The job market nationwide has recovered considerably in the last few years but still has a ways to go to get back to historical norms. Nonetheless, if you've been out of work for a while, or have just graduated from college, you might now be going on more job interviews than you have in the recent past. One thing that has certainly changed about the process, and for which you will have to be very prepared, is that your credit history will be open for scrutiny.
Polls have shown that more than half of all employers nationwide now include a person's credit standing as part of their normal hiring practices, meaning that applicants will likely have to submit to a credit check, depending upon how far along they get into the interview process. This, of course, means that many people who may be looking for a job will have to look into the ways in which they can clear up their credit standings as a means of making themselves more enticing applicants.
What are the simplest ways to do this?
When you're trying to clean up credit mistakes you've made in the past as quickly as possible, such as between the time when you send out a job application and actually go in for the interview, the two best methods for doing so are relatively simple and self-explanatory.
The first way to do it is to make sure you've put all the late payments you might have made over time well behind you. The farther back any such issues are in your credit history, the better off you will be with regard to your credit standing. In fact, this is the single largest factor that goes into making up your score, comprising 35 percent.
The second smart way to improve your credit score relatively quickly is to focus on paying down your outstanding balances as quickly as you can. The amount you owe versus the combined value of your credit limits makes up another 30 percent of your score. Generally, the best way to keep your credit as clean as possible in this regard is to owe just 30 percent of your limits. The more you exceed that level, the lower your score will be. Therefore, if you're carrying debts of $5,000 on cards with limits totaling $10,000, you'll need to pay back an additional $2,000 to get down to the most acceptable level. However, even if you can't get all the way there, the closer you can actually push yourself toward that level will certainly serve to improve your score.
Other ways you might be able to preserve your score is to avoid closing any accounts you might have paid off in full, and also avoid taking on any new cards or other accounts in the relatively near future, as both can have less pronounced negative effects on your standing overall.
Is there a way around this?
Fortunately for some people who have been unemployed for some time, there are a number of states nationwide in which the practice of running a credit check on a job applicant is illegal. The reason for this is that many lawmakers and consumer advocates alike, not to mention those who have been out of work for at least some part of the last few years, have noted that such practices may be unfair, particularly to applicants who have been without a job for some time. Many may only be having financial difficulties specifically because of their prolonged unemployment. Thus, their having been denied a job for which they were otherwise qualified because of credit issues may only serve to create a vicious cycle in which a person has poor credit because they can't get a job and can't get a job because they have poor credit.

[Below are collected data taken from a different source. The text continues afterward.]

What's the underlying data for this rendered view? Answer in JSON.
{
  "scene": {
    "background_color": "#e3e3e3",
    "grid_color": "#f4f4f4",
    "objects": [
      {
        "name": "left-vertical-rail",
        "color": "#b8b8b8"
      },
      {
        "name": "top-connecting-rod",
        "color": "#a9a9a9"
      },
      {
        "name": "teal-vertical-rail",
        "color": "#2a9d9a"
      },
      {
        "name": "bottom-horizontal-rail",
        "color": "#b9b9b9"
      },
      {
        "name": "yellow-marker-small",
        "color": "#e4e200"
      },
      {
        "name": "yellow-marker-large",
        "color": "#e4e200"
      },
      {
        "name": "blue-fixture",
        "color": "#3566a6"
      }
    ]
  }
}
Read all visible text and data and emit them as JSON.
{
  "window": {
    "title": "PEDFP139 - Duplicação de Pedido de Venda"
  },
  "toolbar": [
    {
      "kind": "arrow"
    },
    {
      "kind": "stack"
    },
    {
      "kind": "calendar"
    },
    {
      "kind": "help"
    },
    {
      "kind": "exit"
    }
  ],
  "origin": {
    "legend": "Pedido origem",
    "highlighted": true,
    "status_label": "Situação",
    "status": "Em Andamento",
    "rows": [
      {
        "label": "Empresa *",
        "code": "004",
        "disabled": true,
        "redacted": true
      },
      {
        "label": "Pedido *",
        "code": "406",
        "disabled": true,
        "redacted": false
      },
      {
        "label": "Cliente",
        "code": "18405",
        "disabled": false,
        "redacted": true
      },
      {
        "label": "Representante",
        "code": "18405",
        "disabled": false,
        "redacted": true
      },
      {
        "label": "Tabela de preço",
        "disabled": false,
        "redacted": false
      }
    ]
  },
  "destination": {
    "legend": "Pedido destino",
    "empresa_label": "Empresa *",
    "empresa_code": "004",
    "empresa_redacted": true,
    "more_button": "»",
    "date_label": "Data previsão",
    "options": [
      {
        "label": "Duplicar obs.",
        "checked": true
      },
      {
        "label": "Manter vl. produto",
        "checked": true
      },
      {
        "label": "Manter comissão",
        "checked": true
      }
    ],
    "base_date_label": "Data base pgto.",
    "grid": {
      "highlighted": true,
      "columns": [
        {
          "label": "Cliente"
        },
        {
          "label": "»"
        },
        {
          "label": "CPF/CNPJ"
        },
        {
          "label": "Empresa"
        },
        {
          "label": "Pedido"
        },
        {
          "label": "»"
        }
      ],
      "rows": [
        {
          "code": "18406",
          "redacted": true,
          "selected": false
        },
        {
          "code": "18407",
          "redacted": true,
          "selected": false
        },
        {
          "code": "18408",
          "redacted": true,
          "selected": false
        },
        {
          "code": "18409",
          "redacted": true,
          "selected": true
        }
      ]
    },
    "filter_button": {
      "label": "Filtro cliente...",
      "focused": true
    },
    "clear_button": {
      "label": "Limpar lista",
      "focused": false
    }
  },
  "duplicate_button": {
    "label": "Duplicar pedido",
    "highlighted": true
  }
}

Of course, most states do not have such protections in place, so you'll have to check to make sure yours will offer you this kind of protection. If not, you may have to simply grin and bear that additional burden when you go looking for a job. Fortunately, taking the time to fix credit mistakes that have gone unattended for a while may help to put you back into a better position financially, as well as with regard to your ability to land a job to which you've applied.
It might also be helpful, before sending out any resumes, to order copies of your credit reports on your own, so that you can see exactly where you stand. By doing so, you may be able to spot any potentially unfair markings which could have an adverse effect on your scores. If any exist, you might want to work with a credit repair law firm, which may help to hurry along the process of clearing it up.